We are setting up an HR Staffing project for staff onboarding/terminations. Security settings will be pretty tight, but that piece I'm comfortable setting up.
In our organization, we have FTE staff, Contractors and Agency Temps. Depending on the staffing type, different information is needed from the hiring manager.
Once the information is collected, we'd like to create issues in each of the corresponding departments, or figure out some way to maintain a checklist within the issue for the different departments (ie: IT for account creation, Facilities for desk setup, etc)
So ideally - HR would submit the original issue with the Start date, staffing type and hiring manager. From there, the hiring manger would input the required information (varies with staffing type), followed by the other departments tracking their tasks in preparation for the new hire.
Has anyone done anything like this? Any recommended add-ons, workflow ideas, screen set up etc?

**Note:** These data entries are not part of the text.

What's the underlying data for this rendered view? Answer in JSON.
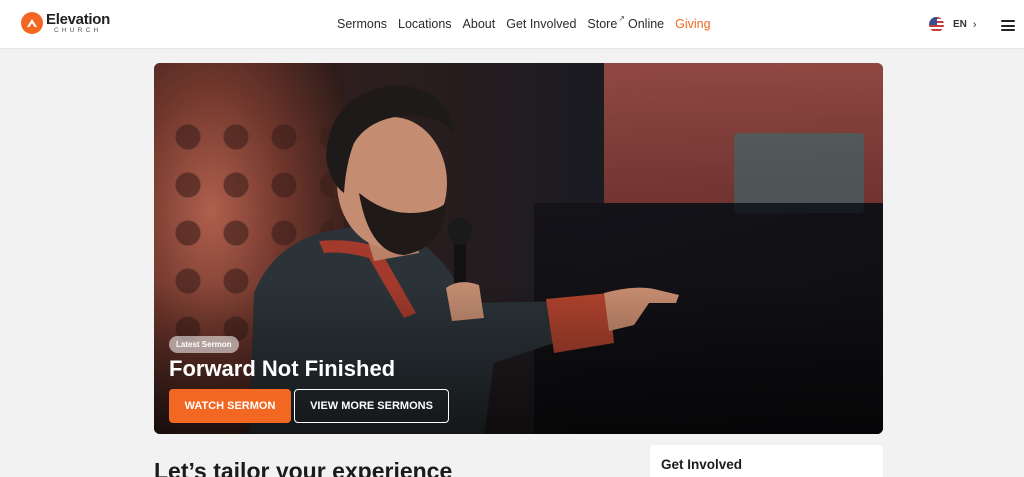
{
  "header": {
    "logo": {
      "word": "Elevation",
      "sub": "CHURCH"
    },
    "nav": [
      {
        "label": "Sermons"
      },
      {
        "label": "Locations"
      },
      {
        "label": "About"
      },
      {
        "label": "Get Involved"
      },
      {
        "label": "Store"
      },
      {
        "label": "Online"
      },
      {
        "label": "Giving"
      }
    ],
    "language": {
      "code": "EN",
      "flag_icon": "us-flag-icon"
    },
    "accent_color": "#f26722"
  },
  "hero": {
    "badge": "Latest Sermon",
    "title": "Forward Not Finished",
    "watch_button": "WATCH SERMON",
    "more_button": "VIEW MORE SERMONS"
  },
  "below": {
    "heading": "Let’s tailor your experience",
    "card_title": "Get Involved"
  }
}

Is there a way to automate new issues created in different projects and/or create sub-tasks for different departments?
Thanks in advance for your input!!
Subtasks (with different types) might be a quick solution for that.

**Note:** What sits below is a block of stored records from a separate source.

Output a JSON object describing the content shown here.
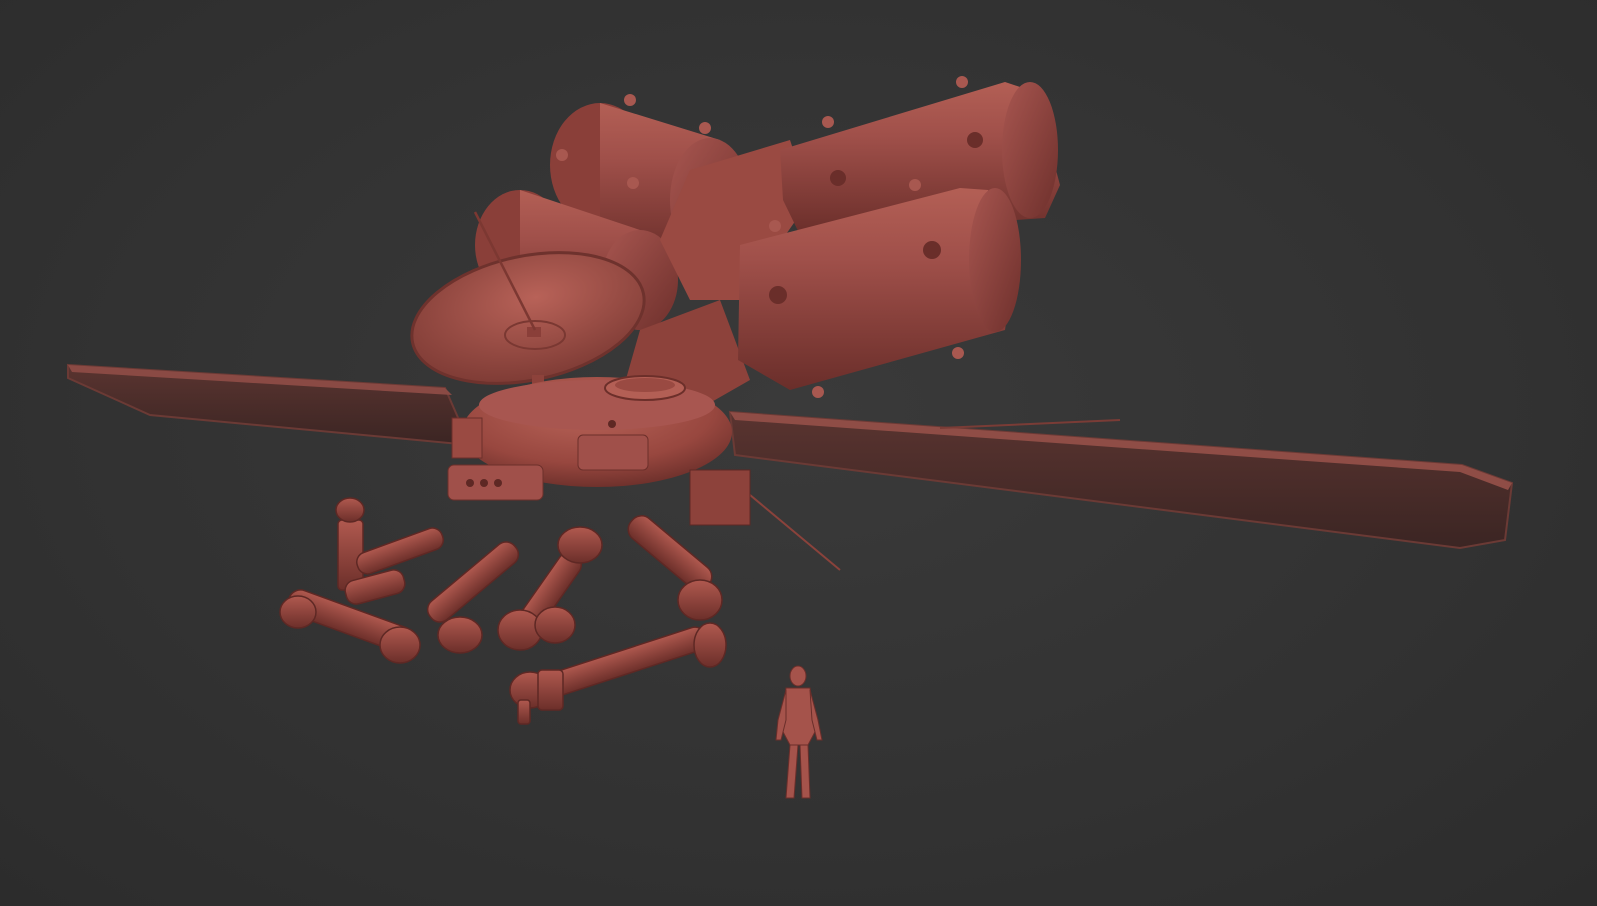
{
  "scene": {
    "background_color": "#333333",
    "model_color": "#9a4a42",
    "model_highlight": "#b45e55",
    "model_shadow": "#5a2622",
    "panel_color": "#3e2a28",
    "subjects": [
      "satellite-probe",
      "solar-panel-left",
      "solar-panel-right",
      "dish-antenna",
      "propellant-tanks",
      "robotic-arms",
      "human-scale-figure"
    ]
  }
}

We had to implement something similar to that in the past for a process that required multiple departments to chime in on reviews, signing off, updating their documentation ..etc before an issue could be resolved.
We ended up with several subtask types that we would create for each such issue, and then assign to the relevant person. So in your case that could be 1 subtask type for each department needing to do something.

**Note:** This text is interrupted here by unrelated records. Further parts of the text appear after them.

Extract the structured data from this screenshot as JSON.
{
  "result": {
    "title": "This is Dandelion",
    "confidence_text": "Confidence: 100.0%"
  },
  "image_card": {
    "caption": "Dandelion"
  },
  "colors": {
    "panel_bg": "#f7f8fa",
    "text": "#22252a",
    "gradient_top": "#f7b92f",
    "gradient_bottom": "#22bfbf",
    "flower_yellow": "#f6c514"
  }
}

If you end up with issues that have multiple "todo" items for various people in it, this plugin could come in handy: https://marketplace.atlassian.com/plugins/com.topshelfsolution.simpletasklists .
If you already have separate projects for IT and Facilities, you could try to set something up with issue linking and possibly even triggering transitions via JIRA Misc. Workflow Extensions 'Transition Linked Issues' post-function, but that would prove a bit clunky to manage.
Instead, as this all seems to be part of a single process, I would try to put as much of it into a single workflow as possible, triggering re-assignment and/or notifications on transitions to alert each new group that they are now responsible for the issue. If the work happens in series, then one workflow would likely suffice. If work is happening in parallel, then sub-tasks are probably the way to go.